Le portrait : Séverine Cressan, autrice de Nourrices
Elle participe à la soirée littéraire au Musée de La Piscine. Dans Nourrices, son premier roman, Séverine Cressan parle de maternité, de filiation et d'émancipation.
Le contraire d'une Bécassine
L'histoire se passe dans un passé pas si lointain. L'héroïne, Sylvaine, nourrice parmi tant d'autres, s'est vue confier une petite fille, venue de la ville. Une nuit, Sylvaine découvre un nourrisson abandonné (là aussi une petite fille), accompagné d'un mystérieux carnet. Quand la fillette qu'on lui a confiée décède, Sylvaine décide de la remplacer par l'enfant trouvée. Le subterfuge fonctionne. Et un lien se tisse entre la nourrice et l'enfant tombée du ciel.
Nourrices envoie valser toutes les images d'Épinal popularisées par Bécassine, la plus célèbre des bonnes d'enfant. Le roman décrit un système organisé, avec bureaux de placement, où les femmes de la campagne sont contraintes de faire commerce de leur lait maternel. Passionnée par le sujet, l'autrice a fait beaucoup de recherches : "C'est un phénomène très récent, le dernier bureau des nourrices a fermé en 1936, ça ne fait même pas un siècle !"
On suit des femmes qui luttent pour survivre mais le ton est optimiste, envers et contre tout. "Je suis persuadée que poser des mots sur les choses, avec honnêteté et lucidité, ça permet de les changer. C'est ce qui arrive à mes personnages."
"Il y a 1 000 possibilités d'être mère"
Le point de départ de ce premier roman ? Une envie d'écrire sur la maternité. "J'ai 49 ans, j'ai eu ma fille en 2016, à 40 ans et mon fils à 45. J'ai allaité mes enfants et c'est à ce moment-là que j'ai eu cette réflexion : si j'avais un nourrisson étranger collé à ma poitrine, comment est ce que je vivrais les choses ?"

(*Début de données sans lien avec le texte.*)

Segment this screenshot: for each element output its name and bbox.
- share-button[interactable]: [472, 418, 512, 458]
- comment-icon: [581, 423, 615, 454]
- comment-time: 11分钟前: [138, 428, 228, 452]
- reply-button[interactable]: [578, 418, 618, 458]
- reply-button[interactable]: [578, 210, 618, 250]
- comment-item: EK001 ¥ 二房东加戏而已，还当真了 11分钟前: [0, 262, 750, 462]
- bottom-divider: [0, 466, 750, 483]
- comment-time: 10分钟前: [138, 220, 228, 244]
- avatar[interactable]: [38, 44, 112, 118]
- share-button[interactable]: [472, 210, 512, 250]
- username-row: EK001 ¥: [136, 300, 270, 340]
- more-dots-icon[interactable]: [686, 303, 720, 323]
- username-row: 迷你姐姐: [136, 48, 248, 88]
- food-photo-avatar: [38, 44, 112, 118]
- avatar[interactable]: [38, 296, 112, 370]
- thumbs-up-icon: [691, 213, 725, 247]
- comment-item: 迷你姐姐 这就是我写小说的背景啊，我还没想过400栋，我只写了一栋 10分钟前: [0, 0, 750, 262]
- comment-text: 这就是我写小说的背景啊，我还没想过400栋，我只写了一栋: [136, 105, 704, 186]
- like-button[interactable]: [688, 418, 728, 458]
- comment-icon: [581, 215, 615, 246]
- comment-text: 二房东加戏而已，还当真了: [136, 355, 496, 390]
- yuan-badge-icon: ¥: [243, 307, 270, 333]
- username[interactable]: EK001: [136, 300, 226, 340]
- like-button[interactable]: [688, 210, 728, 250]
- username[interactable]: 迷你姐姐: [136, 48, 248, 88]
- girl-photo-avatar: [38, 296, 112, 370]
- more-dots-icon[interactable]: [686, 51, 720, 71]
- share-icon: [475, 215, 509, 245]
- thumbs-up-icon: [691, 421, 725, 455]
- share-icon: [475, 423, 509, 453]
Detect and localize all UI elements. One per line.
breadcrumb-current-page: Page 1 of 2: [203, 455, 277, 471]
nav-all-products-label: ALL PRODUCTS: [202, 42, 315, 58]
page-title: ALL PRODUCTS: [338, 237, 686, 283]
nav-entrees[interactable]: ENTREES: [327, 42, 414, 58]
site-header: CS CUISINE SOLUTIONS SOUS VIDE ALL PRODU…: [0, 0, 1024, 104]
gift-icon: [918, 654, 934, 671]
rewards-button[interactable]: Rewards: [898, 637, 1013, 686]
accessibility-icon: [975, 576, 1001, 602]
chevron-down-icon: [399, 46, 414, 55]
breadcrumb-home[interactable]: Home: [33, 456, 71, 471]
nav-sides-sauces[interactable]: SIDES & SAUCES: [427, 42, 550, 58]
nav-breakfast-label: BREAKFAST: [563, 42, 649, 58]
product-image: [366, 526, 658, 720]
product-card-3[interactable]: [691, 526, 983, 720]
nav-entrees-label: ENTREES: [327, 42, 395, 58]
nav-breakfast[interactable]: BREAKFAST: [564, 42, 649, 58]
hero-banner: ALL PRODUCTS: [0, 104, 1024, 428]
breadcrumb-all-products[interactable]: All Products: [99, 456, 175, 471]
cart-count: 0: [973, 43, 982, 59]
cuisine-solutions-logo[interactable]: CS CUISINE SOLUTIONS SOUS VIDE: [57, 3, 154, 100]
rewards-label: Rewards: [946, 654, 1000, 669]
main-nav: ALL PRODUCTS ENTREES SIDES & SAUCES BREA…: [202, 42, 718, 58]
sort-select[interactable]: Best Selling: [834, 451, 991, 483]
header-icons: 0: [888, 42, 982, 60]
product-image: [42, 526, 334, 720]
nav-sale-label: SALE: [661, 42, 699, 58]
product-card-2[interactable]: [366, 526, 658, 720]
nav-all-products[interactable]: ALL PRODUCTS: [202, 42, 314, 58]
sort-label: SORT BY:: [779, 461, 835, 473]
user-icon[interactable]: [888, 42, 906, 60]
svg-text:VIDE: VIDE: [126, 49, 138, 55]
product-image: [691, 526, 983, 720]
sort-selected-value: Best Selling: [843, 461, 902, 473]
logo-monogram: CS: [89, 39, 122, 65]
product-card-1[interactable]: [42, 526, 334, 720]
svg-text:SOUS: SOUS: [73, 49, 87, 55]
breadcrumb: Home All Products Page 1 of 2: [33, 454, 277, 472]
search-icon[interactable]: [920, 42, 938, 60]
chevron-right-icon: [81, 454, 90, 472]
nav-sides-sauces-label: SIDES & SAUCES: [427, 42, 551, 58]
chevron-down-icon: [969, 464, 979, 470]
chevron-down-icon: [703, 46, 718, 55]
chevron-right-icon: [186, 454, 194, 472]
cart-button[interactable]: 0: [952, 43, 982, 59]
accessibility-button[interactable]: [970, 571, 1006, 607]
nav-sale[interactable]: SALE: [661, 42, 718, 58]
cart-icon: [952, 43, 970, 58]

"Je suis devenue mère assez tard. Ce n'était pas facile de faire face aux questions redondantes : 'Alors, c'est pour quand ? T'as 40 ans, tu ne crois pas qu'il serait temps de s'y mettre ?' J'avais envie de creuser cette question : ce désir d'enfant, d'où nous vient-il ? Ce n'est pas simple de démêler l'injonction sociale de ce qui nous appartient vraiment. Je n'ai finalement pas de réponse parce qu'il y a 1 000 possibilités d'être mère et c'est ce que je voulais montrer dans mon roman, qu'on peut être mère de lait, mère de cœur et pas forcément mère de chair."
L'ambition de Séverine Cressan ? "Faire ressentir aux lectrices, aux lecteurs, ce que ça fait dans le corps, la maternité ! La littérature permet ce partage d'expériences par l'identification, on peut vivre plusieurs vies et même un homme peut vivre une expérience d'allaitement."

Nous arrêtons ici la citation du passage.